Ezra Benus’ practice is cradled by embedded Jewishness, queerness, and sickness as purviews and navigational tools in this world. They are an artist, educator, and curator raised and still based in Brooklyn, whose multi-media practice concerns constructions of values of normativity, relationships and intimacies of power, care, pain and pleasure. Ezra has had residencies with Art Beyond Sight’s Art + Disability Residency (2018-19), Wave Hill Winter Workspace (2020), SHIFT Residency at EFA (2020-21), BRIClab Contemporary Art at BRIC (2022-23). Most recently Ezra had a two person exhibition with Finnegan Shannon at Perlman Teaching Museum in Minnesota.

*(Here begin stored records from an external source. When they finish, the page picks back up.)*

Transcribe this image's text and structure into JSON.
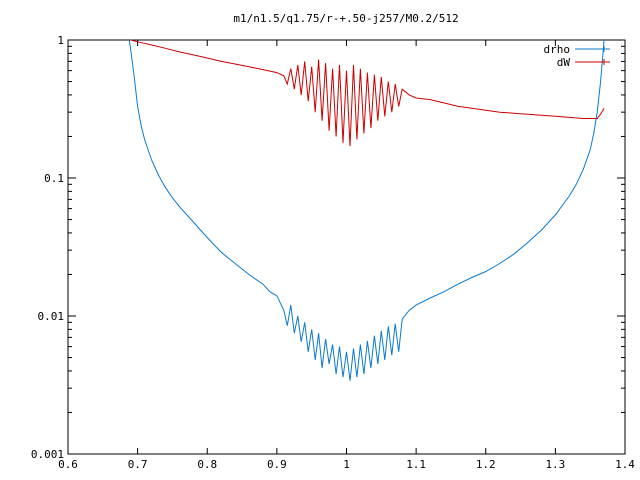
{
  "chart_data": {
    "type": "line",
    "title": "m1/n1.5/q1.75/r-+.50-j257/M0.2/512",
    "xlabel": "",
    "ylabel": "",
    "xlim": [
      0.6,
      1.4
    ],
    "ylim": [
      0.001,
      1
    ],
    "yscale": "log",
    "grid": false,
    "legend": "top-right",
    "x_ticks": [
      {
        "v": 0.6,
        "label": "0.6"
      },
      {
        "v": 0.7,
        "label": "0.7"
      },
      {
        "v": 0.8,
        "label": "0.8"
      },
      {
        "v": 0.9,
        "label": "0.9"
      },
      {
        "v": 1.0,
        "label": "1"
      },
      {
        "v": 1.1,
        "label": "1.1"
      },
      {
        "v": 1.2,
        "label": "1.2"
      },
      {
        "v": 1.3,
        "label": "1.3"
      },
      {
        "v": 1.4,
        "label": "1.4"
      }
    ],
    "y_ticks": [
      {
        "v": 1,
        "label": "1"
      },
      {
        "v": 0.1,
        "label": "0.1"
      },
      {
        "v": 0.01,
        "label": "0.01"
      },
      {
        "v": 0.001,
        "label": "0.001"
      }
    ],
    "series": [
      {
        "name": "drho",
        "color": "#0a7ad0",
        "x": [
          0.688,
          0.69,
          0.695,
          0.7,
          0.705,
          0.71,
          0.72,
          0.73,
          0.74,
          0.75,
          0.76,
          0.78,
          0.8,
          0.82,
          0.84,
          0.86,
          0.88,
          0.89,
          0.9,
          0.91,
          0.915,
          0.92,
          0.925,
          0.93,
          0.935,
          0.94,
          0.945,
          0.95,
          0.955,
          0.96,
          0.965,
          0.97,
          0.975,
          0.98,
          0.985,
          0.99,
          0.995,
          1.0,
          1.005,
          1.01,
          1.015,
          1.02,
          1.025,
          1.03,
          1.035,
          1.04,
          1.045,
          1.05,
          1.055,
          1.06,
          1.065,
          1.07,
          1.075,
          1.08,
          1.09,
          1.1,
          1.12,
          1.14,
          1.16,
          1.18,
          1.2,
          1.22,
          1.24,
          1.26,
          1.28,
          1.3,
          1.32,
          1.33,
          1.34,
          1.35,
          1.355,
          1.36,
          1.365,
          1.37
        ],
        "y": [
          1.0,
          0.85,
          0.55,
          0.33,
          0.24,
          0.19,
          0.135,
          0.105,
          0.085,
          0.072,
          0.062,
          0.048,
          0.037,
          0.029,
          0.024,
          0.02,
          0.017,
          0.015,
          0.014,
          0.011,
          0.0085,
          0.012,
          0.0075,
          0.01,
          0.0065,
          0.009,
          0.0055,
          0.008,
          0.0048,
          0.0075,
          0.0042,
          0.0068,
          0.0045,
          0.0062,
          0.0038,
          0.006,
          0.0036,
          0.0055,
          0.0034,
          0.0058,
          0.0036,
          0.0062,
          0.0038,
          0.0066,
          0.0042,
          0.0072,
          0.0045,
          0.0078,
          0.0048,
          0.0084,
          0.0052,
          0.0088,
          0.0055,
          0.0095,
          0.011,
          0.012,
          0.0135,
          0.015,
          0.017,
          0.019,
          0.021,
          0.024,
          0.028,
          0.034,
          0.042,
          0.054,
          0.074,
          0.09,
          0.115,
          0.16,
          0.21,
          0.3,
          0.5,
          1.0
        ]
      },
      {
        "name": "dW",
        "color": "#cc0000",
        "x": [
          0.69,
          0.7,
          0.72,
          0.74,
          0.76,
          0.78,
          0.8,
          0.82,
          0.84,
          0.86,
          0.88,
          0.9,
          0.91,
          0.915,
          0.92,
          0.925,
          0.93,
          0.935,
          0.94,
          0.945,
          0.95,
          0.955,
          0.96,
          0.965,
          0.97,
          0.975,
          0.98,
          0.985,
          0.99,
          0.995,
          1.0,
          1.005,
          1.01,
          1.015,
          1.02,
          1.025,
          1.03,
          1.035,
          1.04,
          1.045,
          1.05,
          1.055,
          1.06,
          1.065,
          1.07,
          1.075,
          1.08,
          1.09,
          1.1,
          1.12,
          1.14,
          1.16,
          1.18,
          1.2,
          1.22,
          1.24,
          1.26,
          1.28,
          1.3,
          1.32,
          1.34,
          1.36,
          1.365,
          1.37
        ],
        "y": [
          1.0,
          0.97,
          0.92,
          0.87,
          0.82,
          0.78,
          0.74,
          0.7,
          0.67,
          0.64,
          0.61,
          0.58,
          0.55,
          0.48,
          0.62,
          0.44,
          0.66,
          0.4,
          0.7,
          0.36,
          0.64,
          0.3,
          0.72,
          0.26,
          0.68,
          0.22,
          0.62,
          0.2,
          0.66,
          0.18,
          0.6,
          0.17,
          0.66,
          0.19,
          0.62,
          0.21,
          0.58,
          0.23,
          0.56,
          0.26,
          0.54,
          0.28,
          0.5,
          0.3,
          0.48,
          0.33,
          0.44,
          0.4,
          0.38,
          0.37,
          0.35,
          0.33,
          0.32,
          0.31,
          0.3,
          0.295,
          0.29,
          0.285,
          0.28,
          0.275,
          0.27,
          0.27,
          0.29,
          0.32
        ]
      }
    ]
  }
}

He has exhibited work in NYC with NYU Gallatin Gallery, Pratt Manhattan Gallery, Dedalus Foundation, EFA Project Space, The Shed, and internationally with Shape Arts (UK), Museion (IT), MMK Frankfurt (DE), Doris McCarthy Gallery (CA), Art Gallery Windsor (CA). Curatorial projects and programs include Locus: Art as a Disabled Space (The 8th Floor), My Body Is The House That We Live (Gibney Dance), Disability Futures Virtual Festival (United States Artists, Ford Foundation, Mellon Foundation), Crip Ecologies of Emergent Pain (Flux Factory), Crip’d Art Ecologies: Fermenting Crip’d Desire, Grief, Celebration, and Rage (CUE Art Foundation). Ezra is also one half of Brothers Sick, a sibling artistic collaboration on disability justice, illness, spirituality, and care. Commissioned published works include Blackwood Gallery’s SDUK: Lingering, and Kingdom of The Ill reader published by Hatje Cantz Verlag. Their work has been featured and reviewed in publications such as Artforum (Susanne Pfeffer’s #1 artwork of 2021), Pin Up, Mousse Magazine, Ocula, Art Agenda, Publico ípsilon, and Welt Kunst.